Integration of a system designed for sIRBs will require stakeholders to dedicate time, personnel, and resources (with attendant costs), as well as their regulatory and technical expertise. NIH has agreed that some sIRB activities can be included in grant budgets as direct costs if the costs are unique to sIRBs. Since eIRB systems will need to be adapted for the sIRB process, some costs associated with advancing these systems could be interpreted as direct costs (National Institutes of Health 2016). However, since appropriate budget justification is needed, not all institutions may be eligible. In any case, many costs will not be covered. If an institution lacks the means and financial resources to function as a reviewing sIRB, it has the option to outsource review to an external sIRB when required.

Even with the continued interest in informatics, data sharing, and interoperability in the clinical research domain, research on informatics in the IRB world is lacking (He et al. 2014). Despite the widespread use and availability of eIRB systems, the three challenges highlighted in our data identify a need for a consensus on data standards to aid the integration and interoperability of such systems. There is a major need to better define models for integration of sIRB processes into eIRB systems. Estimates of costs for development and implementation of a well-functioning interoperable eIRB system for use with sIRBS are also needed. If unresolved, these issues threaten to undermine the goals of the transition to sIRBs, which are largely based on increased efficiencies in the review process.

Acknowledgments

The authors thank all of the study participants and sIRBs for their time and important contributions to this research.

Funding

This study was funded through the National Institute of General Medical Sciences Grant # 1R01GM113640, titled Central IRBs: Enhanced Protections for Human Research Participants.

Footnotes

Ethical approval

This study was approved by the institutional review boards at University of Massachusetts Medical School and the New York State Psychiatric Institute IRB.
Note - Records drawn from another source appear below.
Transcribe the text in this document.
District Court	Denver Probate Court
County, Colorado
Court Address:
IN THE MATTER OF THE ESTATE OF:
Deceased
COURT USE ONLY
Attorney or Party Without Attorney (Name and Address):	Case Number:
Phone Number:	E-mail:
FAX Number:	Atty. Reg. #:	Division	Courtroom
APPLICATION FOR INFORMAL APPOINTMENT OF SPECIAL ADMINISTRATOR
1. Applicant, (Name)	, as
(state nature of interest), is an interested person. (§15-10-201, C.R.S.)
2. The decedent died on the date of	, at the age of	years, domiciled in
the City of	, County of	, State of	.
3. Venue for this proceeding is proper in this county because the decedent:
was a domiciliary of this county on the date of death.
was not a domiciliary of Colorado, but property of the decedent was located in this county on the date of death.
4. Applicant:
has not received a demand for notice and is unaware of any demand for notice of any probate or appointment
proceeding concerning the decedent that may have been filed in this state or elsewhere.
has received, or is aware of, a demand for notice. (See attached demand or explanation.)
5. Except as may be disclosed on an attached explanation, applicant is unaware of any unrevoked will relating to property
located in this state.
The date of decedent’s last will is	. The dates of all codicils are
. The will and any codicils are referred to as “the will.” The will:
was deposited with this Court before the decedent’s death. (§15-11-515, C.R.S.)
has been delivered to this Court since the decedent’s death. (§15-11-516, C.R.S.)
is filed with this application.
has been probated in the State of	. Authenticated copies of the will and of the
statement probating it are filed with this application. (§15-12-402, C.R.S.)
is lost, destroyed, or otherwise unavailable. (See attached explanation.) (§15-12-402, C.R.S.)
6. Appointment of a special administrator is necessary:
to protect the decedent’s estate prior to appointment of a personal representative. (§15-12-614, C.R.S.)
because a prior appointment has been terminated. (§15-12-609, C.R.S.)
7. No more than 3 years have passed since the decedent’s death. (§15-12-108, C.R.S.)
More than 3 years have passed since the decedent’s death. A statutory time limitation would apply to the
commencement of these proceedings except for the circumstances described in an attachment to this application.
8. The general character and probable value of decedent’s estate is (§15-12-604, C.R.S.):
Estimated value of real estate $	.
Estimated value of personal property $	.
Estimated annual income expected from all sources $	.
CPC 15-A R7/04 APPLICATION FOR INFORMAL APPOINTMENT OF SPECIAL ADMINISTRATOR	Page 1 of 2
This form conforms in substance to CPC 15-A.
Human subjects protection statement

The study received IRB approval from the University of Massachusetts Medical School IRB and the New York State Psychiatric Institute IRB.

Conflicts of interest

No potential conflict of interest was reported by the author(s).

1

A single IRB (sIRB) can also be referred to as a centralized or central IRB (CIRB)

2

An electronic IRB (eIRB) is a term commonly used to refer to computer systems that process, track, and manage protocol submissions, modifications, and other IRB related tasks.

3

A commercial IRB is an IRB that is not affiliated with a research institution and organized as, or owned by, a for-profit entity.

4

IREx was formerly called the SMART IRB Exchange Portal. Please note that this is not the same as the SMART IRB agreement.